Y de nuevo contra viento, marea y pronóstico, Leavitt descubrió la primera cinta métrica para medir el cosmos: las cefeidas, unas estrellas pulsantes ya observadas en el siglo XVIII, pero que la tozuda chica de Boston convirtió en la herramienta esencial de la cosmología. La que usó Edwin Hubble en la década siguiente para descubrir que el cosmos está en expansión, el mayor hallazgo de la historia de la astronomía. Hoy sabemos que esa expansión es cada vez más rápida, y también lo hemos descubierto con las herramientas que encontró Leavitt. En 1925, cuando quisieron darle el Nobel junto a Hubble, Henrietta llevaba cuatro años muerta.

Otro de mis casos favoritos es el de Barbara McClintock (1902-1992). En los años treinta y cuarenta, McClintock demostró que hay genes saltarines: tramos de ADN que significan su propia movilidad de un lugar a otro del genoma. Se llaman transposones, o elementos móviles, y nadie logró aceptar su existencia en la época, hasta el extremo de que McClintock se vio excluida de actividades académicas como seminarios, conferencias y tribunales de tesis.

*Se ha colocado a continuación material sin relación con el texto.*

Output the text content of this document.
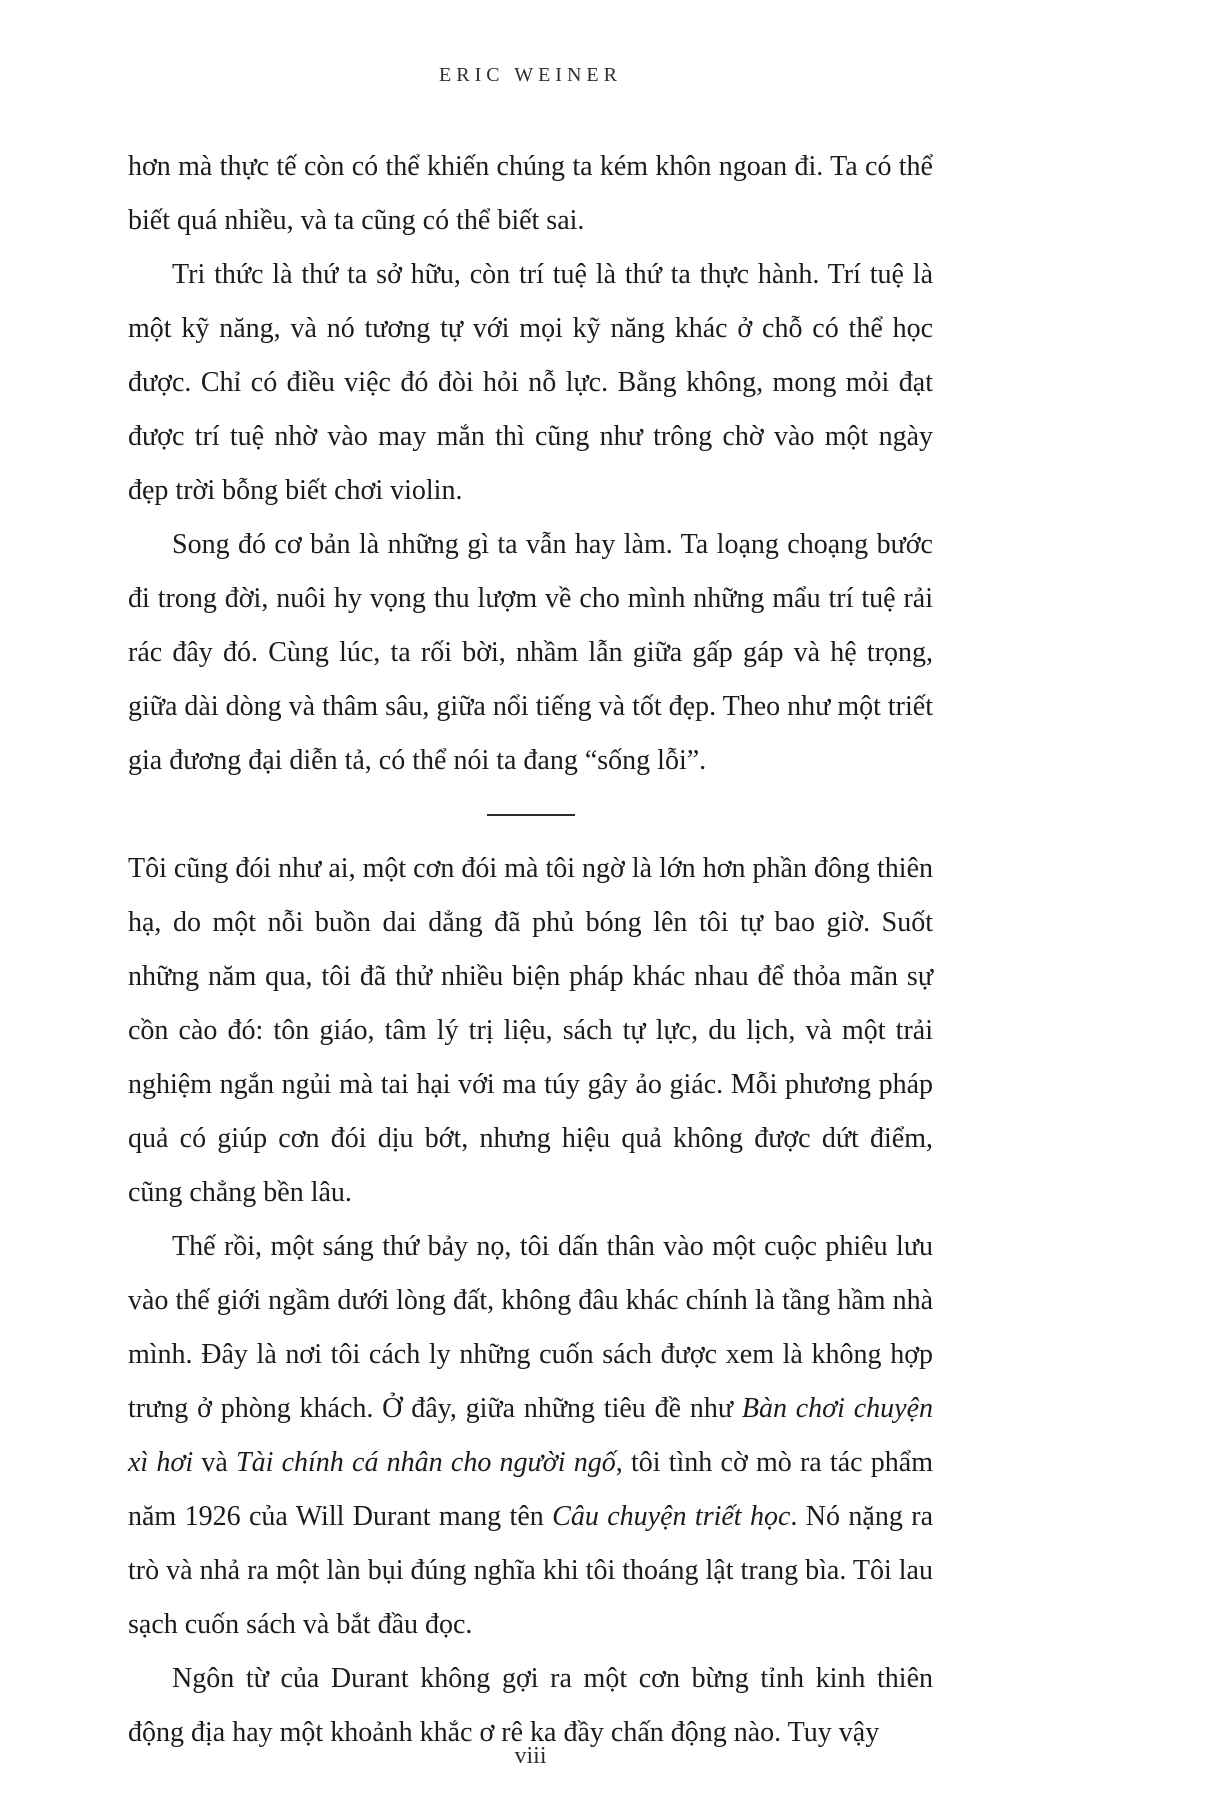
ERIC WEINER

hơn mà thực tế còn có thể khiến chúng ta kém khôn ngoan đi. Ta có thể biết quá nhiều, và ta cũng có thể biết sai.

Tri thức là thứ ta sở hữu, còn trí tuệ là thứ ta thực hành. Trí tuệ là một kỹ năng, và nó tương tự với mọi kỹ năng khác ở chỗ có thể học được. Chỉ có điều việc đó đòi hỏi nỗ lực. Bằng không, mong mỏi đạt được trí tuệ nhờ vào may mắn thì cũng như trông chờ vào một ngày đẹp trời bỗng biết chơi violin.

Song đó cơ bản là những gì ta vẫn hay làm. Ta loạng choạng bước đi trong đời, nuôi hy vọng thu lượm về cho mình những mẩu trí tuệ rải rác đây đó. Cùng lúc, ta rối bời, nhầm lẫn giữa gấp gáp và hệ trọng, giữa dài dòng và thâm sâu, giữa nổi tiếng và tốt đẹp. Theo như một triết gia đương đại diễn tả, có thể nói ta đang “sống lỗi”.

Tôi cũng đói như ai, một cơn đói mà tôi ngờ là lớn hơn phần đông thiên hạ, do một nỗi buồn dai dẳng đã phủ bóng lên tôi tự bao giờ. Suốt những năm qua, tôi đã thử nhiều biện pháp khác nhau để thỏa mãn sự cồn cào đó: tôn giáo, tâm lý trị liệu, sách tự lực, du lịch, và một trải nghiệm ngắn ngủi mà tai hại với ma túy gây ảo giác. Mỗi phương pháp quả có giúp cơn đói dịu bớt, nhưng hiệu quả không được dứt điểm, cũng chẳng bền lâu.

Thế rồi, một sáng thứ bảy nọ, tôi dấn thân vào một cuộc phiêu lưu vào thế giới ngầm dưới lòng đất, không đâu khác chính là tầng hầm nhà mình. Đây là nơi tôi cách ly những cuốn sách được xem là không hợp trưng ở phòng khách. Ở đây, giữa những tiêu đề như Bàn chơi chuyện xì hơi và Tài chính cá nhân cho người ngố, tôi tình cờ mò ra tác phẩm năm 1926 của Will Durant mang tên Câu chuyện triết học. Nó nặng ra trò và nhả ra một làn bụi đúng nghĩa khi tôi thoáng lật trang bìa. Tôi lau sạch cuốn sách và bắt đầu đọc.

Ngôn từ của Durant không gợi ra một cơn bừng tỉnh kinh thiên động địa hay một khoảnh khắc ơ rê ka đầy chấn động nào. Tuy vậy

viii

McClintock debió sentirse bien cuando le dieron el Nobel 40 años más tarde. De hecho, se despachó a gusto en su discurso de la cena en Estocolmo. El vacío que le hicieron sus colegas resultó, dijo allí, “una delicia”, porque le permitió concentrarse en su trabajo sin distracciones inoportunas. Pero la gran genetista norteamericana no se vio del todo compensada por la concesión de su tardío Nobel. Porque su gran descubrimiento no fue que hay genes que saltan, sino que lo hacen en respuesta a las condiciones del entorno. Es un mecanismo directo por el que el ambiente puede alterar el genoma, y por tanto una contribución esencial a la teoría evolutiva. La Academia sueca no reconoció esa teoría esencial en su galardón.

La discriminación por razón de sexo tiene un carácter tan pandémico que no resulta fácil hallar un ángulo nuevo en la práctica científica

Los últimos libros que se han publicado han seguido, felizmente, este enfoque biográfico, centrado en la peculiaridad de cada uno de los cerebros femeninos que han estado a la altura de sus colegas masculinos, si no más arriba. Estoy de acuerdo con sus autores en que esa aproximación al tema es la más útil que se puede hacer hoy desde la ciencia. Estas no son mujeres normales —en el sentido en que Einstein o Feynman tampoco son hombres normales—, pero aportan a la agenda feminista un ángulo interesante: si incluso estas mujeres de enorme talento sufrieron la discriminación, ¿qué no les podrá pasar a las mujeres del común, todas esas sin superpoderes?